The latest comments to spark debate on twitter have been those of an anonymous member of the Academy made to the Hollywood Foreign Press whilst shedding light on his votes for last weekend’s Oscars. In discussing his Best Picture vote, he stated, “With Little Women, the timeline was ridiculous — I was really confused sometimes, and I know I’m not the only one. Thank God she [star Saoirse Ronan] cut her hair, because that at least gave me a bit of a reference point.” He also commented on his Best Adapted Screenplay vote:
“I think Greta Gerwig is really great, but I shouldn‘t need a scorecard to keep track of a movie‘s timeline, so I ruled out Little Women first.“
Granted, art is always subjective to individual audience members and these comments from a single Academy voter cannot be taken to reflect the institution as a whole, nor all men in general. For example, former US President Barack Obama included Little Women in his 2019 best films list. This Academy member, however, isn’t the first man to criticise the timeline of Greta Gerwig’s adaptation of the classic novel which begins in the middle of the book and shows the March Sisters’ childhoods as flashbacks during their early adult lives.
Upon hearing there was another adaptation of Little Women in the works a few years ago, I admit I questioned whether it was needed. The 1994 version starring Winona Ryder has stood the test of time, and if this wasn’t enough, Call the Midwife’s Heidi Thomas adapted the novel for a four-part BBC series in 2017, starring Stranger Things’ Maya Hawke. A minute into the film, however, Gerwig convinced me she had brought something new to the table as we were hurled straight into following Jo run through the busy streets of postbellum New York to offer a piece of her writing for publication instead of the book’s starting point: the young March sisters as children during the Civil War. Speaking with female friends and family, it seemed we all agreed with this fresh adaptation using flashbacks and flashforwards, which served to draw together themes and parallels in the narrative that heightened emotion and allowed for new interpretations of characters to be made.
It’s worth considering, therefore, the basis of these comments and why so many male critics were confused by the timeline. The Academy voter demographic, which in 2019 was 77 per cent male, had no trouble awarding Tarantino’s notoriously non-chronological Pulp Fiction Best Original Screenplay at the 1995 Oscars and Christopher Nolan’s Inception received critical acclaim for its complex narrative. Although film comparisons aren’t always the most effective when illustrating a point since there are numerous elements contributing to particular films gaining recognition, in this case and plenty others, it does appear that, the majority male Academy membership find it easier to engage with films that feature men, are about men and are made by men.

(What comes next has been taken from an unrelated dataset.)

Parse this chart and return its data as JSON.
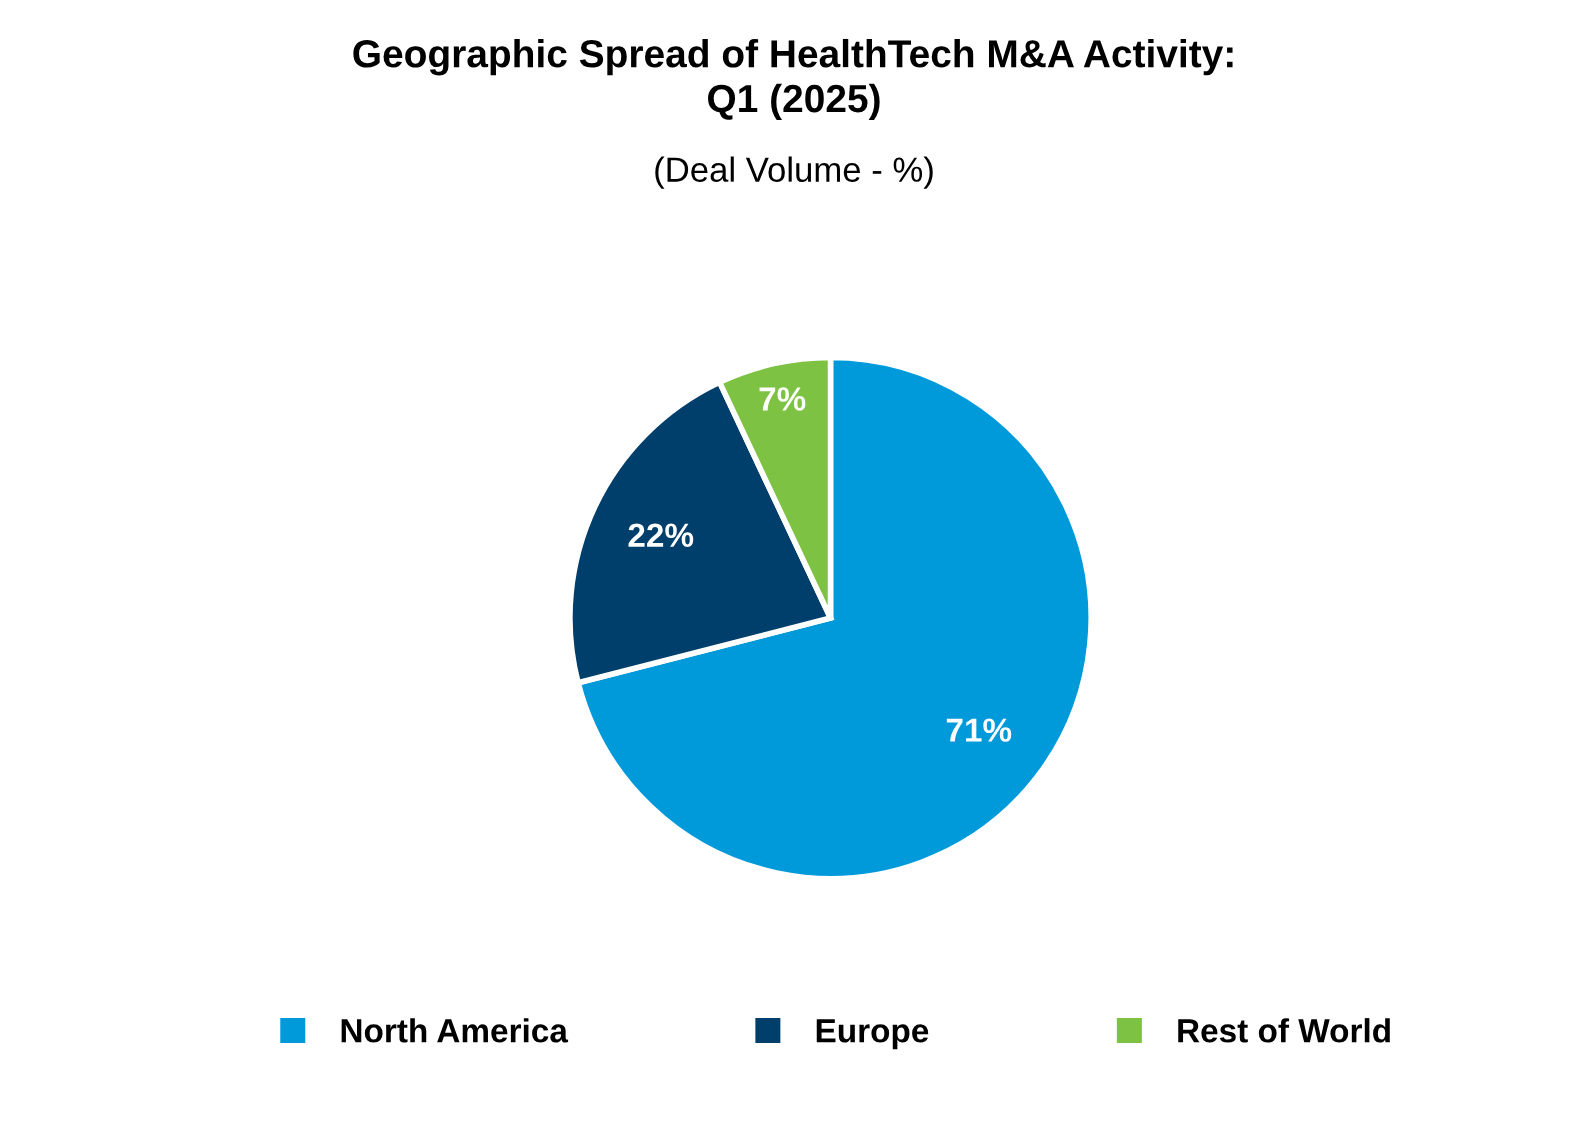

In some ways it makes sense, given the demographics of the Academy voters, that female filmmakers have been overlooked. Art interpretation is personal and members will likely cast their votes in favour of those they most identify with. This is where the problem lies in the film industry; whilst membership remains predominantly white and male, funding and recognition are less likely to be given to marginalised filmmakers because within this demographic, the audience for it just simply isn’t large enough. This means we’re missing out on the stories and art of huge sections of society simply because the industry doesn’t accurately or fairly represent the population of filmgoers in terms of gender and race. Calls for a wider diversity in the industry have been a hot topic in awards season for several years now and until the Academy membership changes, it seems snubs of this kind are set to continue.